Texas Congressman Lloyd Doggett on Tuesday urged President Joe Biden to “make the painful and difficult decision to withdraw” from the 2024 presidential race.
Doggett, 77, is the first sitting Democratic lawmaker to formally call on his own party's incumbent representative to drop his re-election campaign against former President Donald Trump, the presumptive Republican nominee.
The call adds significant pressure on Biden, 81, whose disastrous debate against Trump last week sent supporters into a frenzy as he wonders whether he can win in November and serve another four years in the White House.
But Biden and his team have so far rejected any suggestion that he would withdraw from the race.
In response to Doggett's statement, a Biden campaign aide told NBC News, “He's staying.”
These and other pledges by Biden and the post-debate campaign have done little to assuage Democrats’ growing concerns, some of which have already become visible in the public eye.
“I think it's a legitimate question to say, is this an episode or is this a condition?” former House Speaker and current Rep. Nancy Pelosi (D-Calif.) said Tuesday on MSNBC.
She advised Biden to do more face-to-face interviews with “serious journalists” to reassure his allies. Biden has participated in fewer press conferences or interviews than many of his modern-day counterparts.
Doggett explicitly tied his decision on Biden to the president's performance during Thursday's debate.
“President Biden continues to trail Democratic senators significantly in key states and is trailing Donald Trump in most polls,” Doggett said in a press release.
“I had hoped that the debate would provide momentum to change that. It didn't.”
“Rather than reassuring voters, the president failed to effectively defend his many accomplishments and expose Trump's many lies,” the lawmaker said.
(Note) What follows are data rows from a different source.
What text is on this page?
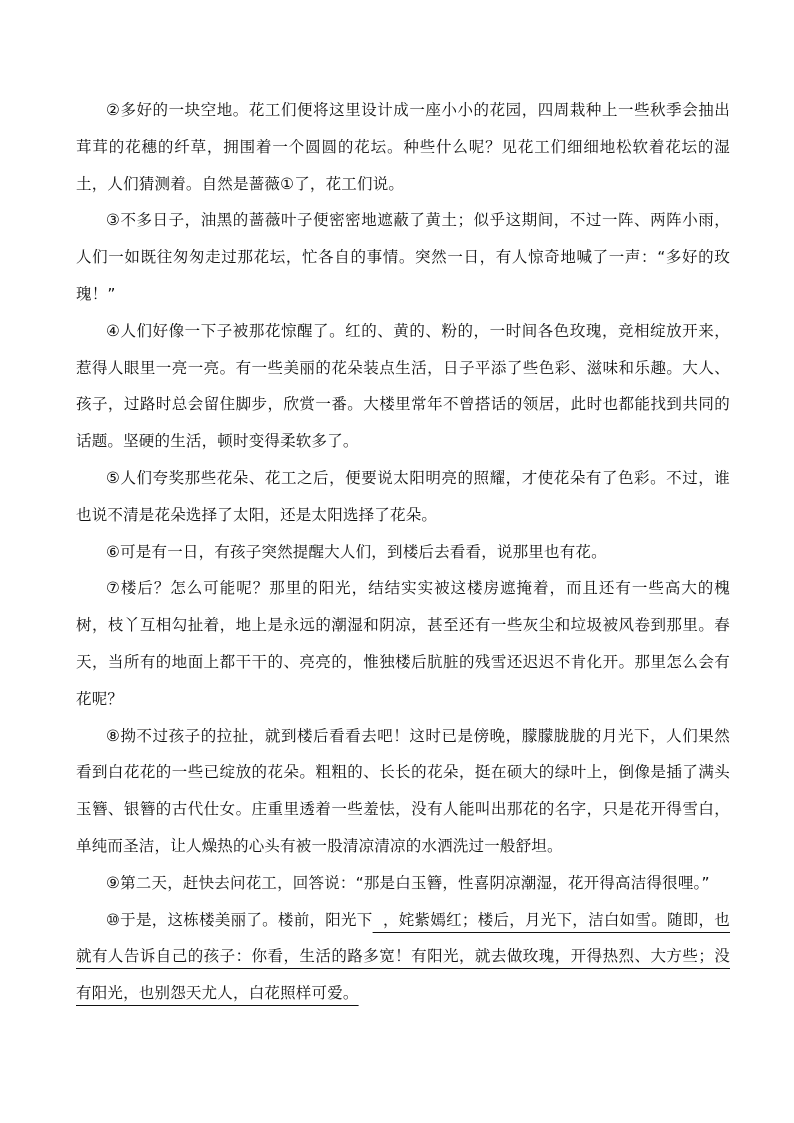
②多好的一块空地。花工们便将这里设计成一座小小的花园，四周栽种上一些秋季会抽出茸茸的花穗的纤草，拥围着一个圆圆的花坛。种些什么呢？见花工们细细地松软着花坛的湿土，人们猜测着。自然是蔷薇①了，花工们说。

③不多日子，油黑的蔷薇叶子便密密地遮蔽了黄土；似乎这期间，不过一阵、两阵小雨，人们一如既往匆匆走过那花坛，忙各自的事情。突然一日，有人惊奇地喊了一声：“多好的玫瑰！”

④人们好像一下子被那花惊醒了。红的、黄的、粉的，一时间各色玫瑰，竞相绽放开来，惹得人眼里一亮一亮。有一些美丽的花朵装点生活，日子平添了些色彩、滋味和乐趣。大人、孩子，过路时总会留住脚步，欣赏一番。大楼里常年不曾搭话的领居，此时也都能找到共同的话题。坚硬的生活，顿时变得柔软多了。

⑤人们夸奖那些花朵、花工之后，便要说太阳明亮的照耀，才使花朵有了色彩。不过，谁也说不清是花朵选择了太阳，还是太阳选择了花朵。

⑥可是有一日，有孩子突然提醒大人们，到楼后去看看，说那里也有花。

⑦楼后？怎么可能呢？那里的阳光，结结实实被这楼房遮掩着，而且还有一些高大的槐树，枝丫互相勾扯着，地上是永远的潮湿和阴凉，甚至还有一些灰尘和垃圾被风卷到那里。春天，当所有的地面上都干干的、亮亮的，惟独楼后肮脏的残雪还迟迟不肯化开。那里怎么会有花呢？

⑧拗不过孩子的拉扯，就到楼后看看去吧！这时已是傍晚，朦朦胧胧的月光下，人们果然看到白花花的一些已绽放的花朵。粗粗的、长长的花朵，挺在硕大的绿叶上，倒像是插了满头玉簪、银簪的古代仕女。庄重里透着一些羞怯，没有人能叫出那花的名字，只是花开得雪白，单纯而圣洁，让人燥热的心头有被一股清凉清凉的水洒洗过一般舒坦。

⑨第二天，赶快去问花工，回答说：“那是白玉簪，性喜阴凉潮湿，花开得高洁得很哩。”

⑩于是，这栋楼美丽了。楼前，阳光下  ，姹紫嫣红；楼后，月光下，洁白如雪。随即，也就有人告诉自己的孩子：你看，生活的路多宽！有阳光，就去做玫瑰，开得热烈、大方些；没有阳光，也别怨天尤人，白花照样可爱。
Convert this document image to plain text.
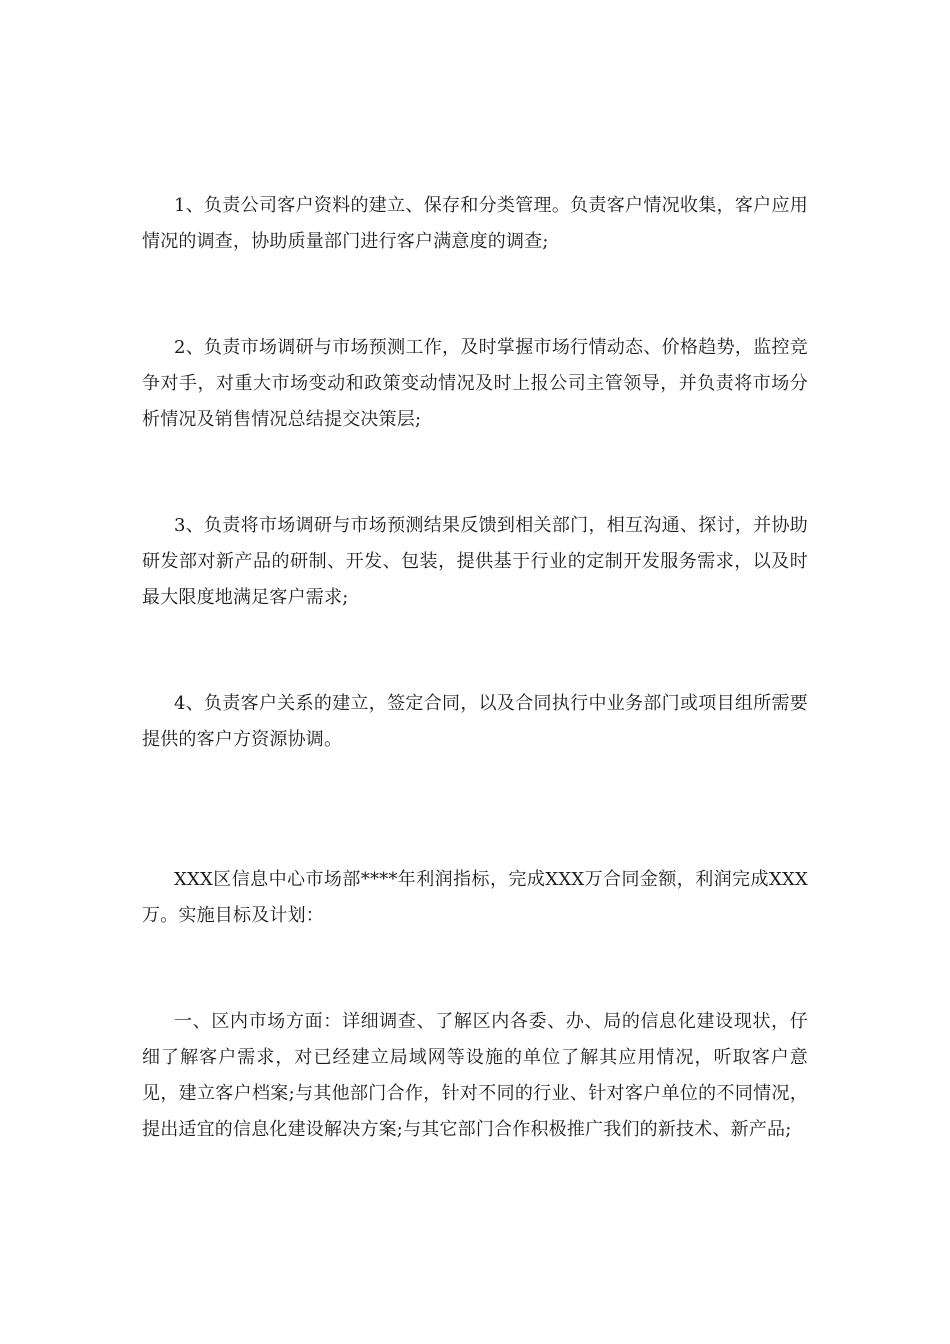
1、负责公司客户资料的建立、保存和分类管理。负责客户情况收集，客户应用情况的调查，协助质量部门进行客户满意度的调查;

2、负责市场调研与市场预测工作，及时掌握市场行情动态、价格趋势，监控竞争对手，对重大市场变动和政策变动情况及时上报公司主管领导，并负责将市场分析情况及销售情况总结提交决策层;

3、负责将市场调研与市场预测结果反馈到相关部门，相互沟通、探讨，并协助研发部对新产品的研制、开发、包装，提供基于行业的定制开发服务需求，以及时最大限度地满足客户需求;

4、负责客户关系的建立，签定合同，以及合同执行中业务部门或项目组所需要提供的客户方资源协调。

XXX区信息中心市场部****年利润指标，完成XXX万合同金额，利润完成XXX万。实施目标及计划：

一、区内市场方面：详细调查、了解区内各委、办、局的信息化建设现状，仔细了解客户需求，对已经建立局域网等设施的单位了解其应用情况，听取客户意见，建立客户档案;与其他部门合作，针对不同的行业、针对客户单位的不同情况，提出适宜的信息化建设解决方案;与其它部门合作积极推广我们的新技术、新产品;
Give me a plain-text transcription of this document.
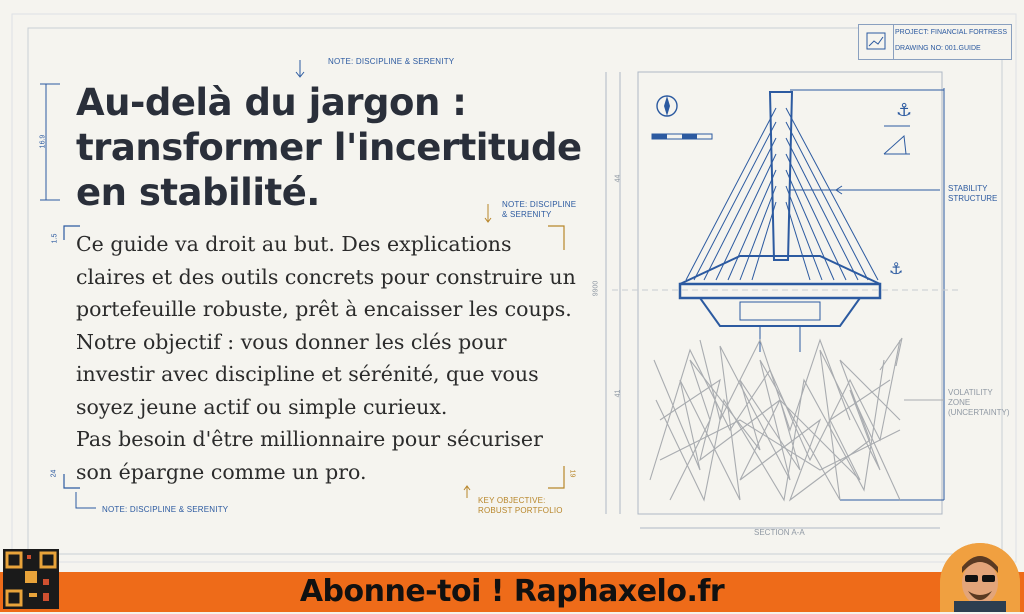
⚓
⚓
PROJECT: FINANCIAL FORTRESS
DRAWING NO: 001.GUIDE
NOTE: DISCIPLINE & SERENITY
NOTE: DISCIPLINE
& SERENITY
NOTE: DISCIPLINE & SERENITY
KEY OBJECTIVE:
ROBUST PORTFOLIO
16.9
1.5
24	19
9900
44
41
Au-delà du jargon :
transformer l'incertitude
en stabilité.
Ce guide va droit au but. Des explications
claires et des outils concrets pour construire un
portefeuille robuste, prêt à encaisser les coups.
Notre objectif : vous donner les clés pour
investir avec discipline et sérénité, que vous
soyez jeune actif ou simple curieux.
Pas besoin d'être millionnaire pour sécuriser
son épargne comme un pro.
STABILITY
STRUCTURE
VOLATILITY
ZONE
(UNCERTAINTY)
SECTION A-A
Abonne-toi ! Raphaxelo.fr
“Our primary consideration must be who has the best hope of saving our democracy from an authoritarian takeover by a criminal and his gang,” Doggett wrote in the statement. “The stakes are too high to risk a Trump victory — too high a risk to assume that what could not be turned around in a year, what was not turned around in the debate, can be turned around now.”
“President Biden saved our democracy by delivering us from Trump in 2020. He must not deliver us to Trump in 2024,” Doggett said.
The Texas Democrat also warned of the threat a second Trump presidency would pose, citing the Supreme Court's decision this week to grant former presidents “presumptive immunity” for all their official acts.
“Trump, now with immunity, could lead America into a long, dark, authoritarian era with little or no intervention by the courts or a submissive Republican Congress,” Doggett said in his statement.
He encouraged Biden to follow the example of former President Lyndon Johnson, who voluntarily declined a second term.
“Under very different circumstances, [Johnson] made the painful decision to withdraw. President Biden should do the same,” Doggett said.
“My decision to make these strong concerns public was not taken lightly and in no way diminishes my respect for all that President Biden has accomplished,” he said.
“Knowing that President Biden, unlike Trump, has always been committed to our country first, not himself, I hope he will make the painful and difficult decision to withdraw.”